Die vergebene Chance
Geopolitisch ändert die Strategie Trumps alles. Im Bereich der erneuerbaren Energien dürfte eine engere Kooperation zwischen Europa und China stattfinden, das Weltführer in Sachen Klimaschutz werden möchte. Ob das gelingt ist fraglich, zumal über 60 Prozent des chinesischen Energiebedarfs mit Kohle gedeckt wird. Aber China zeigt schon länger Ambitionen. So wird beispielsweise auch der Ausbau der Elektromobilität vehement vorangetrieben.
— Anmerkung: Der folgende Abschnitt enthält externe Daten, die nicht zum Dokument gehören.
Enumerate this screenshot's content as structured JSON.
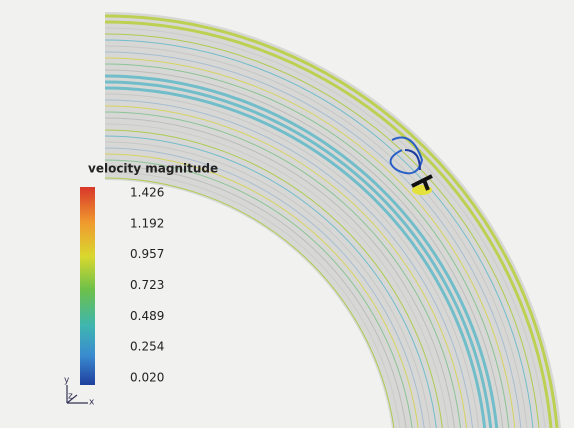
{
  "legend": {
    "title": "velocity magnitude",
    "ticks": [
      "1.426",
      "1.192",
      "0.957",
      "0.723",
      "0.489",
      "0.254",
      "0.020"
    ]
  },
  "axes": {
    "labels": [
      "y",
      "z",
      "x"
    ]
  }
}
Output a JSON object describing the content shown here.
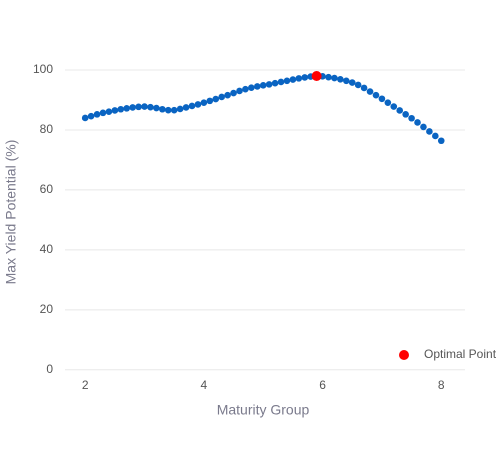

Auch in den Bereichen Solar-, Wasser- und Windenergie wird bis 2020 massiv investiert. Strategischer Partner für diese Investitionen werden dann eher weniger Firmen aus den USA sein, denn hier dürfte eine Abwanderung der Expertise stattfinden. Das geht zu Lasten der Arbeitskräfte und der Wirtschaftsleistung. Langfristiger als fünf Jahre ist diese Strategie nicht gedacht.
Nun fehlt der Druck
Dass die USA aussteigen möchten, hat noch einen ganz anderen Effekt: Bisher konnten sich China und die Vereinigten Staaten gegenseitig anstacheln, die jeweiligen Klimaziele zu erreichen und sich damit zu schmücken. Der Wettbewerb der größten Binnenmärkte übte einen sanften, aber bestimmten Druck aus. China meinte vor einiger Zeit noch, die Energiewende bis 2020 zu schaffen. Einige Stunden nach Donald Trumps Erklärung wurde dieses Vorhaben korrigiert. Nun spricht man von 2030 als jenes Jahr, in welchem die Energiewende erreicht werden könnte.
Durch den Ausstieg der USA wird China das Feld im Bereich der erneuerbaren Energien überlassen. Das Tempo und die Art der internationalen Kooperation kann nun von China gesteuert werden. Die USA wird den Zug der Innovation auf diesem Gebiet verpassen und nicht mehr „great“ werden.
Er hat nichts verstanden
Donald Trump versteht nichts. Ihm fehlt ein Verständnis für den Arbeitsmarkt der Zukunft, für die Herausforderungen der nächsten Generation (das zeigt sich auch bei der Bildung) und dafür, dass es die USA in Sachen Umweltschutz und Nachhaltigkeit immer weiter zurückfallen. Diese Haltung ist auch im ökologischen Fußabdruck abzulesen: Die Europäische Union verbraucht pro Kopf die Ressourcen von 2,3 Planeten. Die USA stehen bei 4,6 - also genau doppelt so viel. Und dann behauptet der Sprecher Donald Trumps, Sean Spicer, ein Klimavertrag sollte fairer sein.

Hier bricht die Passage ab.